Monday, May 28, 2012

Remembering Grandma


This month marks two years since Grandma Hottell passed away. The month of May now has a new meaning for me. I remember the call I received, saying Grandma had passed away, the slew of trying to get ready with two small children (2 & 8 months at the time) to fly to the funeral, the realization settling in that my children would never get to meet their great-grandmother. This was something I’d hoped for them, longed for them to meet the woman that shaped Papa and his ten siblings into the people they are today.

She was the most gentle person I’ve ever met. You’d think eleven kids would have made her crazy but it seemed to have done the opposite to her. She was serene in all the chaos of 48 grandchildren and over 80 great-grandchildren.
I loved what was shared at her funeral about always being surrounded by little children, them always holding onto her dress or one in her lap. I love thinking of her as a young woman, facing life, upholding her standards with all those little mouths to feed. And never complaining once. That’s what stands out to me the most. I never once in my life heard her complain or say something negative about someone. I know she wasn’t perfect but in mind, as a little child, I loved being around someone who cared so much for God’s people. In the end when she couldn’t remember much (she would always think I was my sister when I talked to her on the phone), she’d tell me about how she met Truth. That’s what resonated most her mind: the thing she loved most, the thing she believed with all her heart.

It was always said that she’d have loved most for her children and grandchildren to be doing what was right more than anything. It’s a huge responsibility to try to live up to, to try to uphold the morals and standards she believed so much in.

I try to help my children know Great Grandma through my memories. They never got to meet her but Elias remembers her funeral and the older two know the stories I tell of the good ole days at Great Grandma’s house.

At the funeral, Elias asked if he could touch her. I told him that she’d be cold since she was no longer in her body and this was just her body lying before us. He said he knew and he wanted to touch her. So, I let him. He said “Mom, she’s cold! Great Grandma needs a blanket!” In his little mind, he only knew of Earth and of how she would be cold if she’d have still been in her body. I told him of Heaven and of how there’s no pain, no heat, no cold there. Hard for his little mind and hard for my little mind to comprehend.
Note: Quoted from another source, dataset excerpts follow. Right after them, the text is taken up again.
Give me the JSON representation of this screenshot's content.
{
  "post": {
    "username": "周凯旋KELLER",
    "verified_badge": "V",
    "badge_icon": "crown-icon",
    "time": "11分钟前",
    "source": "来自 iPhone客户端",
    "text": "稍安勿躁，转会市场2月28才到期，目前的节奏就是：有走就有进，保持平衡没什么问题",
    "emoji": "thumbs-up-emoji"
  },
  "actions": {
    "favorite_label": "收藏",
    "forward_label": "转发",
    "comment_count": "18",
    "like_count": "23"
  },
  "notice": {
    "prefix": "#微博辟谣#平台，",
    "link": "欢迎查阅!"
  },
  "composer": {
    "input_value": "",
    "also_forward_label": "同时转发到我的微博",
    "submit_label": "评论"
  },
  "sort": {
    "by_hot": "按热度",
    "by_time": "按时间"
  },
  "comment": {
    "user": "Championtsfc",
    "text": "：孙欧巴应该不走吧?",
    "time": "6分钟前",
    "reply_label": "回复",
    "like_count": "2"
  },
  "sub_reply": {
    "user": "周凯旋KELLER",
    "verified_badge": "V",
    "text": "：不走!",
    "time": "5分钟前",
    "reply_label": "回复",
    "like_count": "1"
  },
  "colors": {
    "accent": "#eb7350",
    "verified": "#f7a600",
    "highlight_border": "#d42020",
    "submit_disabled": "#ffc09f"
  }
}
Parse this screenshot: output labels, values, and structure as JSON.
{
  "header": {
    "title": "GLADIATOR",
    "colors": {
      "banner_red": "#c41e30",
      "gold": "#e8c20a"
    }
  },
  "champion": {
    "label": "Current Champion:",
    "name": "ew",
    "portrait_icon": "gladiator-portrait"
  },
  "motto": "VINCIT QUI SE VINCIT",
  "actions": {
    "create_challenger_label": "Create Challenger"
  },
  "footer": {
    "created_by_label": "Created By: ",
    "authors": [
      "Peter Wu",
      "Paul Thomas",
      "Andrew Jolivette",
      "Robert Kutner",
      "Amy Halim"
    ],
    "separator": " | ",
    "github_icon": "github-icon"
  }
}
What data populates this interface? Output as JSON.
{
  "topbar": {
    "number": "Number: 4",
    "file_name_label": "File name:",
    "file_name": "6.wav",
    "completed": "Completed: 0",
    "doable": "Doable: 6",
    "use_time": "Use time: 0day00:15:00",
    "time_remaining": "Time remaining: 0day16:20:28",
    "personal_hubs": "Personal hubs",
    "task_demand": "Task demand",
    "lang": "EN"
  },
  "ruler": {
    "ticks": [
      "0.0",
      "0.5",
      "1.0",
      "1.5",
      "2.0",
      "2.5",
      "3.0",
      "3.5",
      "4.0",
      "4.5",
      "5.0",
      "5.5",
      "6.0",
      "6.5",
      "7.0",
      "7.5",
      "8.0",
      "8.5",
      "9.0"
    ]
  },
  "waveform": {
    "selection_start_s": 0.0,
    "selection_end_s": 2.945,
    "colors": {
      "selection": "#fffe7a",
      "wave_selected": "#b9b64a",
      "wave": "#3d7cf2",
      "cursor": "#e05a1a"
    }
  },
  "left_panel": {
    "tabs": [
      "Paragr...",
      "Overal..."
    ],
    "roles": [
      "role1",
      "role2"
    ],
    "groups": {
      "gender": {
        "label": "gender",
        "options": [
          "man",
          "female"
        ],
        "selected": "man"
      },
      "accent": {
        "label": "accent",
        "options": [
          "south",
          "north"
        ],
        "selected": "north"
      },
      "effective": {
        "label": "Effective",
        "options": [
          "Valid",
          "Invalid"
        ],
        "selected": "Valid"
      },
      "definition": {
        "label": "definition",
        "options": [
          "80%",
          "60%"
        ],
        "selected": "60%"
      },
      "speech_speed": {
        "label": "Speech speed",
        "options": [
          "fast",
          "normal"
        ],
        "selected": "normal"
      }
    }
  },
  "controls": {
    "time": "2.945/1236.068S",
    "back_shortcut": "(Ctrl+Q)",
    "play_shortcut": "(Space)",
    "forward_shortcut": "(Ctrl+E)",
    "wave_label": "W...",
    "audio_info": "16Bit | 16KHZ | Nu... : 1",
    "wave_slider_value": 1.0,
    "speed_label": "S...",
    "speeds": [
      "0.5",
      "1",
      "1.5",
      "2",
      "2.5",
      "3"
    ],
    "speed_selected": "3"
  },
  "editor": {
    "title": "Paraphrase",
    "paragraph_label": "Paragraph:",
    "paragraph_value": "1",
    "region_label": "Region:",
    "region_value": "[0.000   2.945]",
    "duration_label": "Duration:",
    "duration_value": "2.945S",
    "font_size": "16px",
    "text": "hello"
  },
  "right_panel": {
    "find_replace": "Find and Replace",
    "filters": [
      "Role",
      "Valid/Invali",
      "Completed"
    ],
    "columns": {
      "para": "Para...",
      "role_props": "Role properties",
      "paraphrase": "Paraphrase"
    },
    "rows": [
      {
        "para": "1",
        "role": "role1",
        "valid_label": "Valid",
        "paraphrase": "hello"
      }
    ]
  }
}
So, as I remember my grandmother this month, I’ll tell my kids stories about the amazing woman she was. Stories about how her door was always open for her children, her grandchildren and the workers. The one who cooked us pancakes and biscuits every time we visited, even her old age. She had no recipe but I’d love to be able to recreate those sweet, fluffy biscuits, to be a little girl in her kitchen once again, to hear her tell people how I just never grew up, how she always thought I’d be tall like my sisters, but I just never grew up. To her, I was “Little Cassie” and when my son questions me about why God made me shorter than Daddy, I’ll tell him about this story, like I did this week, and remind him of the woman that made me proud to be little.